One of the great things about Sensory is the traction we have had over the years. Not just traction that produces revenues and profits, but traction that gives us insights into what hundreds of multibillion-dollar companies want in their speech solutions. Since Sensory introduced the first commercially successful voice triggers aka wake word that called up a voice assistant (e.g. Samsung Galaxy S2 and MotoX), we have been getting requests for the same thing:
“How do I get rid of the wake word?”
And we have been saying the same answer: it’s not easy but the way to do it is by combining other sensors (e.g. cameras, touch, IR, etc.).”
Of course, technically it’s easy! Sensory has great command-based engines like TrulyHandsfree that can listen for a large set of “disguised” wake-up commands like “turn the lights on” and “what time is it”. We have even larger engines like TrulyNatural that could be always on, private by design and listening for hundreds of thousands of commands. But the larger that listening set gets, the more difficult it is to eliminate the false accepts and false rejects…and that’s the issue.
Here’s what made me think of writing this blog…for three days over the past week, my kitchen conversations with my wife have been interrupted by Alexa when we weren’t talking to her. Now for clarity, I love Alexa, and I think Amazon has GREAT technology for both wake words and cloud-based revalidation (I believe Sensory is better overall, but that doesn’t change my point here), but if it’s not good enough with wake words it’s only going to get worse if we remove the wake words.
Now in some situations, it makes sense to have LIMITED open listening windows.

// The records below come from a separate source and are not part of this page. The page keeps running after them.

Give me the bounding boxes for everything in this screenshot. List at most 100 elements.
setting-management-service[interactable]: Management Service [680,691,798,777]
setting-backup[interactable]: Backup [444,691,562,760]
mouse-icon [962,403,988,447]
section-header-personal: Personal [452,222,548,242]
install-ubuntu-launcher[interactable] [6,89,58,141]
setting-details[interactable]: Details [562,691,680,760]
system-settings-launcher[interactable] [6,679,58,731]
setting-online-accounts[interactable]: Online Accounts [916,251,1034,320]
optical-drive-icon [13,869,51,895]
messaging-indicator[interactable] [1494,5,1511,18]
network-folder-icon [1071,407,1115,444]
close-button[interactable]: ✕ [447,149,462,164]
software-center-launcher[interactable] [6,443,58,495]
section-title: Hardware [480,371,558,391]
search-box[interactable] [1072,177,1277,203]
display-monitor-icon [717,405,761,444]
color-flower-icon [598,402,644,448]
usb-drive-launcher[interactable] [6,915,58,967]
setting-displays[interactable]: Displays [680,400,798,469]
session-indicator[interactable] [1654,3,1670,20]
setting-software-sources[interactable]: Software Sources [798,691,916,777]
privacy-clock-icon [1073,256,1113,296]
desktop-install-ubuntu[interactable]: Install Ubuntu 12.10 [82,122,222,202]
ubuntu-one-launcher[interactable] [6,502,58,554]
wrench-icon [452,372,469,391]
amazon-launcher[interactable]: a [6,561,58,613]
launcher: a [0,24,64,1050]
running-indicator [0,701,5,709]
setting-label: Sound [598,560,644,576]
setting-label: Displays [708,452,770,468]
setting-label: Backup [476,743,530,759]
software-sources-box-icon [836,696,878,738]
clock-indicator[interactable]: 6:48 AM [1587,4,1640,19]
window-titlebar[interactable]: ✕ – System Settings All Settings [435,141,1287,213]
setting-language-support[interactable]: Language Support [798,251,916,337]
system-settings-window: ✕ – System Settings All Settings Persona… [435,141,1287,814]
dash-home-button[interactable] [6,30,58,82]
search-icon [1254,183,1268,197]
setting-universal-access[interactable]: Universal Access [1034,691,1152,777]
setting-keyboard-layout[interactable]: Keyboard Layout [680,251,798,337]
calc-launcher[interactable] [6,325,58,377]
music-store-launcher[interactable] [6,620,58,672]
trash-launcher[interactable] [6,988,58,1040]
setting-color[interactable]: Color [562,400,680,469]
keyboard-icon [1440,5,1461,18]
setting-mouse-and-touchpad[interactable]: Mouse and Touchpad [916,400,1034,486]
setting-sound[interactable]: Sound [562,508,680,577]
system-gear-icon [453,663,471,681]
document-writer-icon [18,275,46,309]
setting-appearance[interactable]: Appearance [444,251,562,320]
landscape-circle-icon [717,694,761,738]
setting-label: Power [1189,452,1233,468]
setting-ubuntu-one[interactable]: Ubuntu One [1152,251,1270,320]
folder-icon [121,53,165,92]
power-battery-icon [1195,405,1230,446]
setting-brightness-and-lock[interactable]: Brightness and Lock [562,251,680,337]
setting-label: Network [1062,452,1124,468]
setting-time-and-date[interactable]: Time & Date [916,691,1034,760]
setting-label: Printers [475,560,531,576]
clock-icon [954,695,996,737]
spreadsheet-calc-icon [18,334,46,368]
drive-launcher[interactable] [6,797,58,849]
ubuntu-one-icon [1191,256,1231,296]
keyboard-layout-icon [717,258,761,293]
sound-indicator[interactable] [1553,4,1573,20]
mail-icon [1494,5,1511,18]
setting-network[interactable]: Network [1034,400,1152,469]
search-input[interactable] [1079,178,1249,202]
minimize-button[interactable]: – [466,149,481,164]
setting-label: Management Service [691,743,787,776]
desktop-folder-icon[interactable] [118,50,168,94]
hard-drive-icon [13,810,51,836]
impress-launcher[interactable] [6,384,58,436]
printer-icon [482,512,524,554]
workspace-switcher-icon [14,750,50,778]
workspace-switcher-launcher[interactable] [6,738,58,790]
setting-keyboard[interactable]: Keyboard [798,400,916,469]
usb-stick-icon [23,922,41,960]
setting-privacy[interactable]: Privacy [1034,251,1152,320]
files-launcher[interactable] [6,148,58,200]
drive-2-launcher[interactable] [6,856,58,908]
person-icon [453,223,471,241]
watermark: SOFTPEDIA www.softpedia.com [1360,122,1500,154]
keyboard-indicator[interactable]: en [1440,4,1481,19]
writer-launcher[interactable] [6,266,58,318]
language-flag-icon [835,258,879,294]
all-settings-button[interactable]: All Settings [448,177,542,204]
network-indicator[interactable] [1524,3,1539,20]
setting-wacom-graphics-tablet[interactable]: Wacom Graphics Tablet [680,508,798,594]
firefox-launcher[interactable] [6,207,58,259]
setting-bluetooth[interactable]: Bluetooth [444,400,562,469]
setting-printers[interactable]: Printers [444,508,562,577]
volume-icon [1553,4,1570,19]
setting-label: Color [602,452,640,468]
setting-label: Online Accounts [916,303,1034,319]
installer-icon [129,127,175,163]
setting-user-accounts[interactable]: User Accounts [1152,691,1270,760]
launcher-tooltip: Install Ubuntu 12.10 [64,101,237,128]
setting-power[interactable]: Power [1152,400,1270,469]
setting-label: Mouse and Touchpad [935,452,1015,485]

We used to recommend this scheme to wearable companies that didn’t want to wear down the battery by being “always on”. The idea is to be “sometimes on” for example a wearable (or for that matter a smart speaker) could have a listening window that lasts for 5 seconds after any activity or voice communication. Some smart speaker makers are playing with this kind of approach in dialog-based situations.
I saw this article a few years ago saying Google might drop the wake word.. Yeah right. I had to turn off the wake word from my Android phone because half the times I mentioned Google it thought I said “Hey Google” or “OK Google” and started listening/spying on me. Even if they don’t interrupt me and start talking, I think it is totally unacceptable to listen to me when I talk about their brand.
So I get it…people want wake words to go away…but people want it to work after they go away. Not to interrupt accidentally, not to spy quietly analyzing everything spoken, and not to completely ignore. I think without the use of more sophisticated sensors and user-trained behaviors we are still a long way from getting rid of wake words for mainstream voice assistant users.
The examples I always here are things like “If I’m in the room with someone, I don’t need to start every conversation with “Hey XXX”, they just know I’m talking to them.” Well, they have all these great sensors that let them know you are talking to them, and until we get vision and more into our assistants, we are going to have to use wake words!